The company also owns the Bougouni mine in Mali, which has a maximum annual production capacity of 220,000 tonnes of spodumene, a mineral rich in lithium. The Bougouni project’s potential is further shown by China’s Hainan Mining’s recent $100 million investment in it. This is supported by a recent encouraging drilling update in which Kodal mentioned potential “additional prospects” for Bougouni.
Geopolitical conflicts pose the largest threat to Kodal. The market is tightly controlled by China, therefore the West might turn away from lithium. On the other hand, we believe Kodal has the potential to become a stalwart in the long run.
Also read: How to buy Shares- Complete Guide
Are penny stocks profitable?
Penny stocks can be profitable. On the other hand, you can theoretically profit from any stock. Successful investors typically concentrate on the potential for their chosen stocks to increase in value over the long term, independent of price.
There are many justifications for investing in small businesses. Investors who purchase stock in rapidly expanding businesses while they are still tiny stand to gain far more from share price increases than those who wait until the businesses have become market giants.
But penny stocks are nearly never the deals they seem to be. There is a clear reason why their shares are inexpensive. At best, penny stock companies are unproven, small, and have questionable long-term success prospects; at worst, penny stock companies are tools used by swindlers to take advantage of unwary investors.
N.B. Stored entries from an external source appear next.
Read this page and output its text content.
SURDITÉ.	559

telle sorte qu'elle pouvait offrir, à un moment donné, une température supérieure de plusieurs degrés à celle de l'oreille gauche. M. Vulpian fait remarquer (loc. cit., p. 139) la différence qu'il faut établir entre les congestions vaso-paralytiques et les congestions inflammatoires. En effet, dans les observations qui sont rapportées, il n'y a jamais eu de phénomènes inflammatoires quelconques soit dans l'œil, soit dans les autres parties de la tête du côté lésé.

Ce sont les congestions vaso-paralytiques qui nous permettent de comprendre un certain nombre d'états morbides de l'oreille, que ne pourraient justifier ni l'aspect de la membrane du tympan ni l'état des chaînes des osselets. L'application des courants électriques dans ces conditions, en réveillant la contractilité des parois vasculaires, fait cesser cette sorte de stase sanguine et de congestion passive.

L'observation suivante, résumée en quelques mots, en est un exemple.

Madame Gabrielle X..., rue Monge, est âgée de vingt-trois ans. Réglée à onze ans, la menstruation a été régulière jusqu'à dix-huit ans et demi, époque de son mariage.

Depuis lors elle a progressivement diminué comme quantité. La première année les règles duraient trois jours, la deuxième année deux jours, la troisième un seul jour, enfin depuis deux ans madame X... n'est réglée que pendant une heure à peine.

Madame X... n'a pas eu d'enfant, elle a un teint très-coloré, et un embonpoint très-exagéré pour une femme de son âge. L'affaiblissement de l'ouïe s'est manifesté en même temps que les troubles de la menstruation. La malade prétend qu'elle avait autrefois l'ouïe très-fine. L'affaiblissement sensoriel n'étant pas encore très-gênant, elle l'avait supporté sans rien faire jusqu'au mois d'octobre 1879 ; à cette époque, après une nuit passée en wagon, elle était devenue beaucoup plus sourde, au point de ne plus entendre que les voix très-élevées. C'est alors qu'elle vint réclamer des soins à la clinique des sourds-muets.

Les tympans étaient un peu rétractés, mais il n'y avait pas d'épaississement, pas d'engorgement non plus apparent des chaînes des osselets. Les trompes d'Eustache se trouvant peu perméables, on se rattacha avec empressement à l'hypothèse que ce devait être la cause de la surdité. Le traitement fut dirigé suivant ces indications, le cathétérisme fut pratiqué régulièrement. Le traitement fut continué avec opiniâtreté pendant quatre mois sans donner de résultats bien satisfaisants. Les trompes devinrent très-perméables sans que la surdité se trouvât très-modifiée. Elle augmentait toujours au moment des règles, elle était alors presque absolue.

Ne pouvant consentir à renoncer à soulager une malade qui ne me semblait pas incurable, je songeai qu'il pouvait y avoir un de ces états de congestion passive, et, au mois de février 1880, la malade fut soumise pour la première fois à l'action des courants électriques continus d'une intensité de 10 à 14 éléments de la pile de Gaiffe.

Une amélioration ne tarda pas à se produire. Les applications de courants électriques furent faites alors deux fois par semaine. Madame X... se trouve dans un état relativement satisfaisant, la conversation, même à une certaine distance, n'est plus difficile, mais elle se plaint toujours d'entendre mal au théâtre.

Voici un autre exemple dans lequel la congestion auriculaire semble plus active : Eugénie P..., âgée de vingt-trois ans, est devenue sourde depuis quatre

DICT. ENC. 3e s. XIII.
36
Investors in penny stocks frequently mistakenly believe that a low share price means a company has more potential to expand than companies with larger share prices. In actuality, the stock price and the total number of outstanding shares constitute a company’s market capitalization, often known as its valuation.
Because the corporation solely controls the number of shares issued, the second component is essential. A million shares that are still outstanding at $100 each are worth precisely the same as a hundred million shares that are still outstanding at $1 each. But compared to a company with a $1 share price, a company with a $100 share price most likely has considerably greater growth potential.
Regulatory authorities are quite clear when describing the risks associated with penny stocks because they are aware of how alluring they are to many investors. Although technically conceivable with any stock investment, penny stocks are much more likely to experience a complete loss of value.